Study Illustrates the Manipulation of Magnets at the Atomic Level

An international research team has been successful in manipulating magnets at the atomic scale following which rapid and energy-efficient future data processing technologies are on the skyline.

The researchers used ultrashort laser pulse excitation to optically stimulate specific atomic vibrations of the magnet’s crystal lattice. Image Credit: Lancaster University.

With stalling efficiency trends of current technology, new scientific approaches are especially valuable. Our discovery of the atomically-driven ultrafast control of magnetism opens broad avenues for fast and energy-efficient future data processing technologies essential to keep up with our data hunger.

Dr Rostislav Mikhaylovskiy, Physicist, Lancaster University

In modern life, magnetic materials are used more and more with applications that range from fridge magnets to Google and Amazon’s data centers for storing digital data.

Such materials consist of trillions of elementary magnetic moments or 'spins' that are aligned mutually. This alignment relies heavily on the atoms’ arrangement in the crystal lattice.

The spin can be visualized as an elementary 'needle of a compass,' usually denoted as an arrow indicating the direction from North to South poles. All the spins in magnets are aligned along the same direction by the force known as an exchange interaction.

The exchange interaction is one of the powerful quantum effects liable for the presence of magnetic materials.

The constantly increasing demand for efficient magnetic data processing requires innovative means to control the magnetic state, and controlling the exchange interaction would be the most effective and eventually quickest method to regulate magnetism.

To achieve this outcome, the team made use of the strongest and quickest stimulus available: ultrashort laser pulse excitation. Light was used to optically activate the particular atomic vibrations of the magnet’s crystal lattice, which widely disturbed and deformed the material’s structure.

The study findings have been published in the renowned journal Nature Materials by the international research team from Lancaster, Delft, Nijmegen, Liege and Kiev.

We optically shake the lattice of a magnet that is made up of alternating up and down small magnetic moments and therefore does not have a net magnetization, unlike the familiar fridge magnets.

Jorrit Hortensius, PhD Student, Technical University of Delft

The crystal agitated for a very short time and the team directly quantified how the magnetic properties develop in time. After the agitation, the magnetic system of the antiferromagnet gets altered, such that a net magnetization emerges: for a fraction of time, the material is similar to the daily fridge magnets.

All this happens within a record breaking short time of a very few picoseconds (millionth of a millionth of a second).

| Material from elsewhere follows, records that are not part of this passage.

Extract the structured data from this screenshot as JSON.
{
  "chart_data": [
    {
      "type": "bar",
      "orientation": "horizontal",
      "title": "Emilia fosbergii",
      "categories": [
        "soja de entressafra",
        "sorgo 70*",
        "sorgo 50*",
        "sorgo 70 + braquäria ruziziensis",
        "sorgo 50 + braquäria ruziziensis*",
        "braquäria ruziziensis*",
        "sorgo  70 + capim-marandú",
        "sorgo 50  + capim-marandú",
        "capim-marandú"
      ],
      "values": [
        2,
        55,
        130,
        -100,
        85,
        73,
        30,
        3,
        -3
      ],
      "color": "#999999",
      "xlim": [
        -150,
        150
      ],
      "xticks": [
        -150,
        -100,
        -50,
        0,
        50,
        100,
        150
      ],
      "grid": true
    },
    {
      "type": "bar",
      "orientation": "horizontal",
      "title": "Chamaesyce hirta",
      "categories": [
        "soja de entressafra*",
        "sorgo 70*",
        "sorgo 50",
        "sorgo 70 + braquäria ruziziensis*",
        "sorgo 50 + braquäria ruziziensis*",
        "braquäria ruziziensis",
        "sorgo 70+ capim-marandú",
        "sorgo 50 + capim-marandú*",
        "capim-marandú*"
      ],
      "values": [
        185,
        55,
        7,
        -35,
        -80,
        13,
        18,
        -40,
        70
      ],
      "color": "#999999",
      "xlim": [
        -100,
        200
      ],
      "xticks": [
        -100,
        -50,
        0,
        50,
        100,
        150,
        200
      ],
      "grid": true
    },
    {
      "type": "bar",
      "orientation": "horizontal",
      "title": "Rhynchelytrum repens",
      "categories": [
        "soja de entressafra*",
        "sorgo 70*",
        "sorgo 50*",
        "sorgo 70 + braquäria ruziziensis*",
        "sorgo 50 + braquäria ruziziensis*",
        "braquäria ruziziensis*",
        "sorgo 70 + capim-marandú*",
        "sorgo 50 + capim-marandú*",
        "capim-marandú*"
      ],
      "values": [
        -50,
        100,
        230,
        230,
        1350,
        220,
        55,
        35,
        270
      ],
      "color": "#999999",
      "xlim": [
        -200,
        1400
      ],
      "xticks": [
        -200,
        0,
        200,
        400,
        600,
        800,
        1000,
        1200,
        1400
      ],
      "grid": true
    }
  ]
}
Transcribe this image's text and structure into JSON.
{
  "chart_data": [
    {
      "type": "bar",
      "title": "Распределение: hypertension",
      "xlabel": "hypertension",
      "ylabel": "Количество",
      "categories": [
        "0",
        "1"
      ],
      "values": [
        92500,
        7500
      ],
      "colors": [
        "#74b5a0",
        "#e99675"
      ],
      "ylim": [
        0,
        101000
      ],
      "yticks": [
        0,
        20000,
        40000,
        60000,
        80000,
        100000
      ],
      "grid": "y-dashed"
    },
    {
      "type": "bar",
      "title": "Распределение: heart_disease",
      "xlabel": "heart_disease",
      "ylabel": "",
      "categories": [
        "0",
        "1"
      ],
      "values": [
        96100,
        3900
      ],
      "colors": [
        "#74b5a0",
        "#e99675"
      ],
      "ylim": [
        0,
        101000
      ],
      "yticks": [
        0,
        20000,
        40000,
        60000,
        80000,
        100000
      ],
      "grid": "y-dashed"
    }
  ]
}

This time is not just orders of magnitude shorter compared to the recording time in modern computer hard drives but also precisely corresponds to the basic limit for the magnetization switching.

It has long been thought that the control of magnetism by atomic vibrations is restricted to acoustic excitations (sound waves) and cannot be faster than nanoseconds. We have reduced the magnetic switching time by 1000 times that is a major milestone in itself.

Dr Rostislav Mikhaylovskiy, Physicist, Lancaster University

We believe that our findings will stimulate further research into exploring and understanding the exact mechanisms governing the ultrafast lattice control of the magnetic state,” concluded Dr Dmytro Afanasiev from the Technical University of Delft.

Journal Reference

Afanasiev, D., et al. (2021) Ultrafast control of magnetic interactions via light-driven phonons. Nature Materials.